段落功能核心表示——定義翹曲場的數學形式與物理意義。

邏輯角色翹曲場是整個系統的理論基石。選擇對偶四元數而非矩陣線性混合不僅有數學優勢，更有幾何直覺（保持剛性變換的物理合理性）。

論證技巧 / 潛在漏洞明確提及「糖果包裝紙偽影」展示了對替代方案缺陷的深入理解。動態添加節點的策略使系統具有適應性，但節點數量的增長可能影響即時效能的可持續性。

3.2 Non-rigid Fusion — 非剛體融合

The fusion pipeline operates in three stages per frame. First, dense non-rigid ICP alignment estimates the warp field parameters by minimizing the point-to-plane error between the warped canonical model and the live depth map. This is solved using a GPU-parallelized Gauss-Newton optimization with a data term, regularization term (as-rigid-as-possible), and Tikhonov damping.
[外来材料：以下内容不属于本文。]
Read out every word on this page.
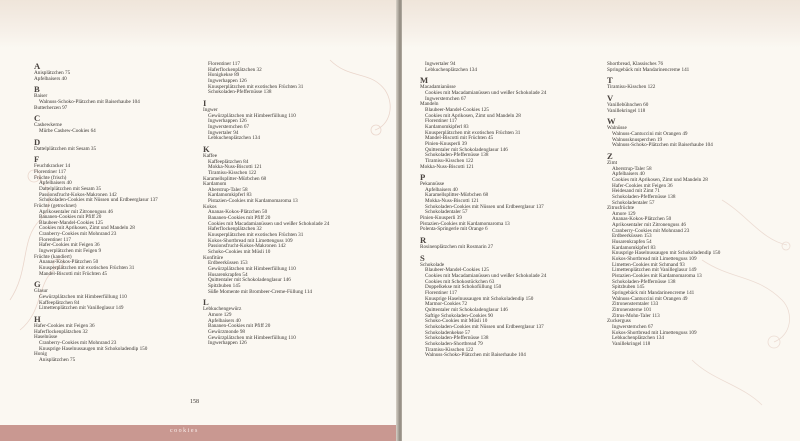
A
Anisplätzchen 75
Apfelbaisers 40
B
Baiser
Walnuss-Schoko-Plätzchen mit Baiserhaube 104
Butterherzen 97
C
Cashewkerne
Mürbe Cashew-Cookies 64
D
Dattelplätzchen mit Sesam 35
F
Feuchtkracker 14
Florentiner 117
Früchte (frisch)
Apfelbaisers 40
Dattelplätzchen mit Sesam 35
Passionsfrucht-Kokos-Makronen 142
Schokoladen-Cookies mit Nüssen und Erdbeerglasur 137
Früchte (getrocknet)
Aprikosentaler mit Zitronenguss 46
Bananen-Cookies mit Pfiff 20
Blaubeer-Mandel-Cookies 125
Cookies mit Aprikosen, Zimt und Mandeln 28
Cranberry-Cookies mit Mohnrand 23
Florentiner 117
Hafer-Cookies mit Feigen 36
Ingwerplätzchen mit Feigen 9
Früchte (kandiert)
Ananas-Kokos-Plätzchen 50
Knusperplätzchen mit exotischen Früchten 31
Mandel-Biscotti mit Früchten 45
G
Glasur
Gewürzplätzchen mit Himbeerfüllung 110
Kaffeeplätzchen 84
Limettenplätzchen mit Vanilleglasur 149
H
Hafer-Cookies mit Feigen 36
Haferflockenplätzchen 32
Haselnüsse
Cranberry-Cookies mit Mohnrand 23
Knusprige Haselnussaugen mit Schokoladendip 150
Honig
Anisplätzchen 75
Florentiner 117
Haferflockenplätzchen 32
Honigkekse 89
Ingwerhappen 126
Knusperplätzchen mit exotischen Früchten 31
Schokoladen-Pfeffernüsse 138
I
Ingwer
Gewürzplätzchen mit Himbeerfüllung 110
Ingwerhappen 126
Ingwersternchen 67
Ingwertaler 94
Lebkuchenplätzchen 134
K
Kaffee
Kaffeeplätzchen 84
Mokka-Nuss-Biscotti 121
Tiramisu-Kisschen 122
Karamellsplitter-Mürbchen 68
Kardamom
Aberstrup-Taler 58
Kardamomkipferl 83
Pistazien-Cookies mit Kardamomaroma 13
Kokos
Ananas-Kokos-Plätzchen 50
Bananen-Cookies mit Pfiff 20
Cookies mit Macadamianüssen und weißer Schokolade 24
Haferflockenplätzchen 32
Knusperplätzchen mit exotischen Früchten 31
Kokos-Shortbread mit Limettenguss 109
Passionsfrucht-Kokos-Makronen 142
Schoko-Cookies mit Müsli 10
Konfitüre
Erdbeerküssen 153
Gewürzplätzchen mit Himbeerfüllung 110
Husarenkrapfen 54
Quittentaler mit Schokoladenglasur 146
Spitzbuben 145
Süße Momente mit Brombeer-Creme-Füllung 114
L
Lebkuchengewürz
Amore 129
Apfelbaisers 40
Bananen-Cookies mit Pfiff 20
Gewürzmonde 98
Gewürzplätzchen mit Himbeerfüllung 110
Ingwerhappen 126
158
cookies
Ingwertaler 94
Lebkuchenplätzchen 134
M
Macadamianüsse
Cookies mit Macadamianüssen und weißer Schokolade 24
Ingwersternchen 67
Mandeln
Blaubeer-Mandel-Cookies 125
Cookies mit Aprikosen, Zimt und Mandeln 28
Florentiner 117
Kardamomkipferl 83
Knusperplätzchen mit exotischen Früchten 31
Mandel-Biscotti mit Früchten 45
Pinien-Knusperli 39
Quittentaler mit Schokoladenglasur 146
Schokoladen-Pfeffernüsse 138
Tiramisu-Kisschen 122
Mokka-Nuss-Biscotti 121
P
Pekannüsse
Apfelbaisers 40
Karamellsplitter-Mürbchen 68
Mokka-Nuss-Biscotti 121
Schokoladen-Cookies mit Nüssen und Erdbeerglasur 137
Schokoladentaler 57
Pinien-Knusperli 39
Pistazien-Cookies mit Kardamomaroma 13
Polenta-Springerle mit Orange 6
R
Rosinenplätzchen mit Rosmarin 27
S
Schokolade
Blaubeer-Mandel-Cookies 125
Cookies mit Macadamianüssen und weißer Schokolade 24
Cookies mit Schokostückchen 63
Doppelkekse mit Schokofüllung 150
Florentiner 117
Knusprige Haselnussaugen mit Schokoladendip 150
Marmor-Cookies 72
Quittentaler mit Schokoladenglasur 146
Saftige Schokoladen-Cookies 90
Schoko-Cookies mit Müsli 10
Schokoladen-Cookies mit Nüssen und Erdbeerglasur 137
Schokoladenkekse 57
Schokoladen-Pfeffernüsse 138
Schokoladen-Shortbread 79
Tiramisu-Kisschen 122
Walnuss-Schoko-Plätzchen mit Baiserhaube 104
Shortbread, Klassisches 76
Springebäck mit Mandarinencreme 141
T
Tiramisu-Kisschen 122
V
Vanillebühnchen 60
Vanillekringel 118
W
Walnüsse
Walnuss-Cantuccini mit Orangen 49
Walnussknusperchen 19
Walnuss-Schoko-Plätzchen mit Baiserhaube 104
Z
Zimt
Aberstrup-Taler 58
Apfelbaisers 40
Cookies mit Aprikosen, Zimt und Mandeln 28
Hafer-Cookies mit Feigen 36
Heidesand mit Zimt 71
Schokoladen-Pfeffernüsse 138
Schokoladentaler 57
Zitrusfrüchte
Amore 129
Ananas-Kokos-Plätzchen 50
Aprikosentaler mit Zitronenguss 46
Cranberry-Cookies mit Mohnrand 23
Erdbeerküssen 153
Husarenkrapfen 54
Kardamomkipferl 83
Knusprige Haselnussaugen mit Schokoladendip 150
Kokos-Shortbread mit Limettenguss 109
Limetten-Cookies mit Schmand 93
Limettenplätzchen mit Vanilleglasur 149
Pistazien-Cookies mit Kardamomaroma 13
Schokoladen-Pfeffernüsse 138
Spitzbuben 145
Springebäck mit Mandarinencreme 141
Walnuss-Cantuccini mit Orangen 49
Zitronensterntaler 133
Zitronensterne 101
Zitrus-Mohn-Taler 113
Zuckerguss
Ingwersternchen 67
Kokos-Shortbread mit Limettenguss 109
Lebkuchenplätzchen 134
Vanillekringel 118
Second, the estimated warp field is applied inversely to warp the live depth map into the canonical frame. Third, the warped data is integrated into the TSDF volume using standard volumetric fusion. This three-stage pipeline enables progressive accumulation of surface detail from a non-rigidly moving scene, just as KinectFusion does for rigid scenes.

融合管線每幀分三個階段運作。首先，稠密非剛體 ICP 對齊透過最小化翹曲後的正則模型與即時深度圖之間的點到面誤差來估計翹曲場參數。這使用 GPU 平行化的高斯-牛頓最佳化求解，包含資料項、正則化項（盡可能剛體）與 Tikhonov 阻尼。其次，將估計的翹曲場反向應用，將即時深度圖翹曲至正則幀。第三，將翹曲後的資料使用標準體積融合整合至 TSDF 體積中。此三階段管線使得從非剛體運動場景中逐步累積表面細節成為可能，正如 KinectFusion 對剛體場景所做的那樣。

段落功能管線細節——詳述三階段融合流程的每一步。

邏輯角色將 KinectFusion 的剛體融合管線優雅地擴展至非剛體：對齊 -> 逆翹曲 -> 融合。三個階段各自承擔明確的責任，使系統設計清晰可理解。

論證技巧 / 潛在漏洞「盡可能剛體」的正則化是物理先驗的巧妙運用。但整個管線的成功高度依賴第一階段的對齊品質——若非剛體 ICP 在快速運動或大遮擋下失敗，後續階段將累積錯誤。

4. Experiments — 實驗

We evaluate DynamicFusion on a variety of non-rigid scenes captured with a single Kinect sensor, including people performing actions, hands manipulating objects, and a dog. The system runs at approximately 30 Hz on a desktop GPU. Qualitative results show that the system successfully tracks and reconstructs complex deformations such as facial expressions, hand articulation, and body motion. The cumulative model progressively gains detail that is not visible in any single frame. We compare against rigid KinectFusion, which fails catastrophically when any part of the scene moves. Failure modes include very fast motions that exceed the convergence basin of the ICP solver, and topological changes such as surfaces separating.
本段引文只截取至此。